The downfall of Cardinal Keith O’Brien, Britain’s senior Roman Catholic cleric, has not shown the press at its best. While the Observer, the Guardian newspaper’ Sunday edition, deserves high praise for breaking the story of the cardinal’s misconduct, a number of stories have adopted a gleeful and sanctimonious tone. Sex and religion sells newspapers – – but coupled with sloppy language and malicious hyperbole good reporting can be squeezed out of a story.
On 3 March 2013 Cardinal O’Brien admitted “there have been times that my sexual conduct has fallen below the standards expected of me as a priest, archbishop and cardinal.”
The Guardian reported that Cardinal O’Brien:
… who was forced to resign by the pope last week, has made a dramatic admission that he was guilty of sexual misconduct throughout his career in the Roman Catholic church. … The former archbishop of St Andrews and Edinburgh, and until recently the most senior Catholic in Britain, apologised and asked for forgiveness from those he had “offended” and from the entire church.
… O’Brien’s resignation was remarkable in its speed; his apology is all but unprecedented in its frankness. Many sexual scandals or allegations of misconduct against individuals or the wider church have dragged on for years.

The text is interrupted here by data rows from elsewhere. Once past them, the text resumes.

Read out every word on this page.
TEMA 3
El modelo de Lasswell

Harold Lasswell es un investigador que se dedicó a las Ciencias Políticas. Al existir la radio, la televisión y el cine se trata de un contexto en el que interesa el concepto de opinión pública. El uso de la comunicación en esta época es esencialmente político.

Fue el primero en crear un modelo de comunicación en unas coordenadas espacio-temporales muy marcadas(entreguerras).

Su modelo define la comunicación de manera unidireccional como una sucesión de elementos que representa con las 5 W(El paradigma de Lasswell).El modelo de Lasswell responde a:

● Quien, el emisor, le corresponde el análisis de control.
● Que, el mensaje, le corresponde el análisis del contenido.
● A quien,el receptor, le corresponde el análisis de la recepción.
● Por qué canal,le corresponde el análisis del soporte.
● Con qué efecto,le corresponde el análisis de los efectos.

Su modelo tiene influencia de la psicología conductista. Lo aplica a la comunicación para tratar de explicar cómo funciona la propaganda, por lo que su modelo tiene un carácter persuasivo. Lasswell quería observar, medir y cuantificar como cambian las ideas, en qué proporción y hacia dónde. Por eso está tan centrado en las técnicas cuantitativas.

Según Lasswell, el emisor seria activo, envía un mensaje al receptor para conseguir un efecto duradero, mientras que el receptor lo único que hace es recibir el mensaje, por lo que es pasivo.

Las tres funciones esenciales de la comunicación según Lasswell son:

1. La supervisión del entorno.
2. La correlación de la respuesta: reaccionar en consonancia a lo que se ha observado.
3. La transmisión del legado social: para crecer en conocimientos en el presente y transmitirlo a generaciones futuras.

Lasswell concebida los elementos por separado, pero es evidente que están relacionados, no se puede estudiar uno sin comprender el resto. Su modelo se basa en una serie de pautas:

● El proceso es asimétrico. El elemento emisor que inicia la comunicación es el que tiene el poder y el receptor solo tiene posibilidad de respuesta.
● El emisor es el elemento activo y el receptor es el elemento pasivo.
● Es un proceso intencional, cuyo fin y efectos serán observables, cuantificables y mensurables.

A second story by the Guardian commented that the cardinal’s real sin was not his abuse, but his hypocrisy.
In purely human terms, the story of Cardinal O’Brien’s resignation is tragic. He had spent a lifetime reaching the upper echelons of his church, but after allegations of inappropriate behaviour made in the Observer last Sunday his fall from grace took just 36 hours. Not one of the four complainants takes any satisfaction from that. This is not about the exposure of one man’s alleged foibles. It is about the exposure of a church official who publicly issues a moral blueprint for others’ lives that he is not prepared to live out himself. Homosexuality is not the issue; hypocrisy is. The cardinal consistently condemned homosexuality during his reign, vociferously opposing gay adoption and same-sex marriage. The church cannot face in two directions like a grotesque two-headed monster: one face for public, the other for private.
Other outlets took up the theme of hypocrisy with Salon offering the most over-the-top piece that I have seen so far. Under the title, “Cardinal ‘Tyranny of tolerance’ O’Brien is a hypocrite of the worst order”, Salon published a puerile screed that began:
He was a homosexuality-condemning cardinal who is now embroiled in a tale involving his alleged “drunken fumblings” and unwanted advances toward other men. Well, at least this one’s a Catholic Church scandal that doesn’t involve children. Progress, maybe?
Standing outside of the issue of the cardinal’s misconduct, the journalistic question I would question in these reports is the assertion that Cardinal O’Brien is a hypocrite.
Hypocrisy is saying one thing and doing another. Here the cardinal is accused of hypocrisy for promoting traditional Christian moral virtues while having failed to live up to them in his private life. An example of hypocrisy familiar to most GetReligion readers would be the scene from the movie Casablanca. Ordered by the Germans to close Rick’s Café, Capt. Renault states he is shocked to find that gambling is taking place in the club. Gambling is illegal Capt. Renault states just as he is handed his winnings from the croupier.
Hypocrisy is different, however, from failing to practice a virtue that one preaches. In Rambler No. 14 Samuel Johnson distinguished between hypocrisy and moral failing.
Nothing is more unjust, however common, than to charge with hypocrisy him that expresses zeal for those virtues which he neglects to practice; since he may be sincerely convinced of the advantages of conquering his passions, without having yet obtained the victory, as a man may be confident of the advantages of a voyage, or a journey, without having courage or industry to undertake it, and may honestly recommend to others, those attempts which he neglects himself.
If the cardinal were engaging in homosexual activities today while preaching the necessity of upholding traditional moral standards, he would be a hypocrite. However, no evidence has been presented that the cardinal has done this. My colleague, Peter Ould, wrote about this scandal:
If Keith O’Brien was publicly teaching one thing and privately practising another, then that’s hypocrisy. If on the other hand he sinned in the past, repented and then taught that such behaviour he had engaged in was sinful, that’s not hypocrisy, that’s grace.
And it is this distinction the secondary reports in the Guardian, Salon and other newspapers do not seem to comprehend. I do not know the full story but before I would accuse the cardinal of hypocrisy I would want to make sure that he was the being a hypocrite. Did he repent? Did he seek absolution for his sin? Or is he a reprobate who did not see his conduct as having been wrong — until his story was printed in the Observer? These questions need be asked before the assertion of hypocrisy is made.
Cardinal Keith O’Brien has committed a thought crime — he teaches that homosexual conduct is immoral while being subject to sexual temptation himself. He has fallen short — but does he teach something he does not believe?